As of July 22, the federal agency was conducting 140 investigations at 124 higher education institutions for possible violations of Title IX in their handling of sexual assault, according to information the Education Department provided to The Huffington Post. Meanwhile, 41 similar investigations are taking place at 40 local K-12 schools and school districts.
There are reports of mishandling of sexual assault cases, disciplinary procedures that amount to slaps on the wrist for perpetrators, and hesitation to involve law enforcement, often because of concerns over the impact on institutional reputation.
As these investigations move forward, groups are also experimenting with new tools to prevent campus sexual assaults, including mandatory trainings that teach consent.
A recent New York Times article explored some of these efforts at campus education.
But in real life — and, ever more frequently, on college campuses — what constitutes consent is wildly more complicated. Sometimes one person initiates; other times it’s both; still other times it’s hard to tell. Sometimes one party wants to engage in part of the sex act but not all of it; other times a person may consent to doing one thing at one moment, only to withdraw that consent as the thing actually begins to happen.
The challenge is that it’s not totally clear whether improving understanding and use of the principles of consent will actually change the sexual assault landscape.
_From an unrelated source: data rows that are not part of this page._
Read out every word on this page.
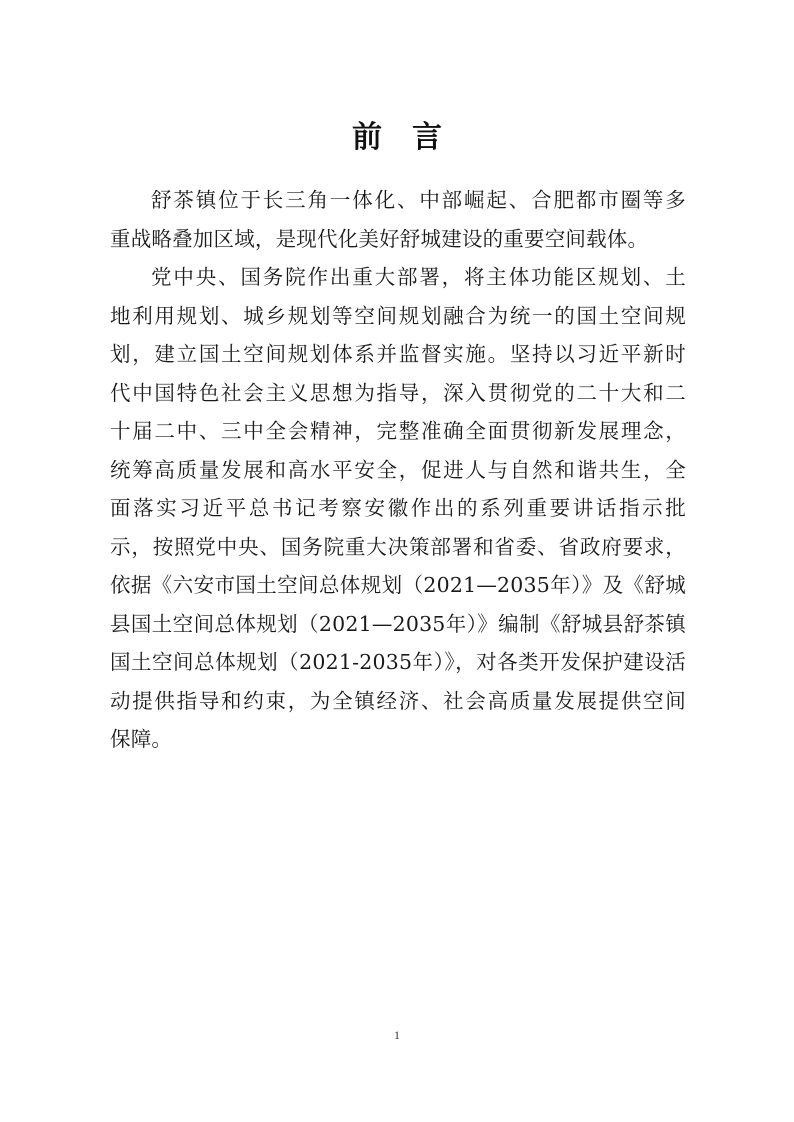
前言
舒茶镇位于长三角一体化、中部崛起、合肥都市圈等多
重战略叠加区域，是现代化美好舒城建设的重要空间载体。
党中央、国务院作出重大部署，将主体功能区规划、土
地利用规划、城乡规划等空间规划融合为统一的国土空间规
划，建立国土空间规划体系并监督实施。坚持以习近平新时
代中国特色社会主义思想为指导，深入贯彻党的二十大和二
十届二中、三中全会精神，完整准确全面贯彻新发展理念，
统筹高质量发展和高水平安全，促进人与自然和谐共生，全
面落实习近平总书记考察安徽作出的系列重要讲话指示批
示，按照党中央、国务院重大决策部署和省委、省政府要求，
依据《六安市国土空间总体规划（2021—2035年）》及《舒城
县国土空间总体规划（2021—2035年）》编制《舒城县舒茶镇
国土空间总体规划（2021-2035年）》，对各类开发保护建设活
动提供指导和约束，为全镇经济、社会高质量发展提供空间
保障。
1
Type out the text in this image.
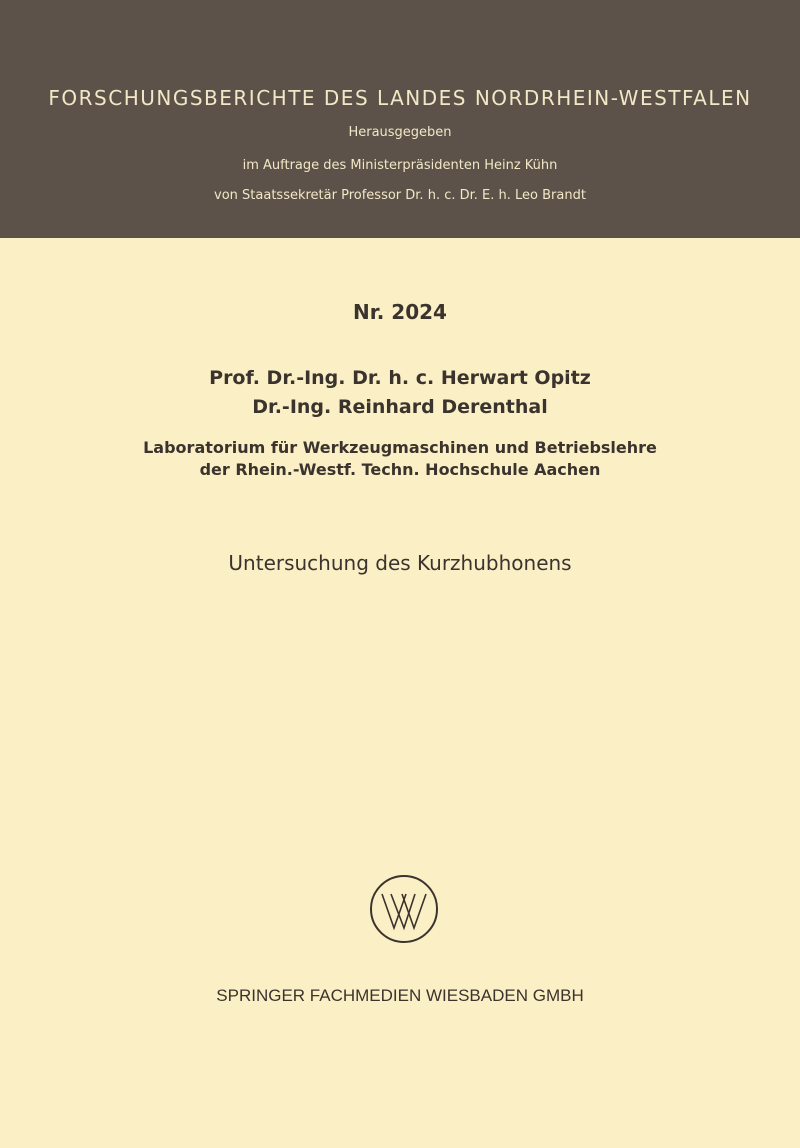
FORSCHUNGSBERICHTE DES LANDES NORDRHEIN-WESTFALEN
Herausgegeben
im Auftrage des Ministerpräsidenten Heinz Kühn
von Staatssekretär Professor Dr. h. c. Dr. E. h. Leo Brandt
Nr. 2024
Prof. Dr.-Ing. Dr. h. c. Herwart Opitz
Dr.-Ing. Reinhard Derenthal
Laboratorium für Werkzeugmaschinen und Betriebslehre
der Rhein.-Westf. Techn. Hochschule Aachen
Untersuchung des Kurzhubhonens
SPRINGER FACHMEDIEN WIESBADEN GMBH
The article continues:
No, most rape is not the result of a misunderstanding. To the contrary, one-fourth to two-thirds of rapists are serial attackers, studies show. And yet how we understand consent has been at the core of a number of recent rape cases, and it is a focus of a growing field of study. When it comes to young people today, and college, and hooking up, and drinking, and rape culture, and consent, there’s enough confusion that the services of people like Mr. Kalin are in high demand.
Kalin, the founder of Party for Consent, the program detailed in this article, started the work when he was a sophomore at Colby College. There are a number of men working as leaders in this field, particularly when it comes to talking to other men about sexual assault.
Michael Kimmel, whom The Atlantic deemed the “Bro Whisperer” in their February 2015 article, is another leading male voice. A sociologist with a focus on studying masculinity, Kimmel had this to say to The Atlantic about preventing rape:
He also argues that antirape efforts need to speak more directly to men than they have in the past. For one thing, he says, it helps if a big man on campus is the one leading a rape-prevention crusade. One of the founding members of the long-running Harvard Men Against Rape group, for example, was a popular football player, and Jonathan Kalin was a well-liked basketball star at Colby. Deploying humor doesn’t hurt, either. Kimmel praises a campaign that has put splash guards proclaiming “You hold the power to stop rape in your hand” in urinals at various universities.
Of course women have also been taking the lead for decades in addressing this issue, with long-time organizing of Take Back the Night events on college campuses, and pushing back against the same violations that the Department of Education is now investigating.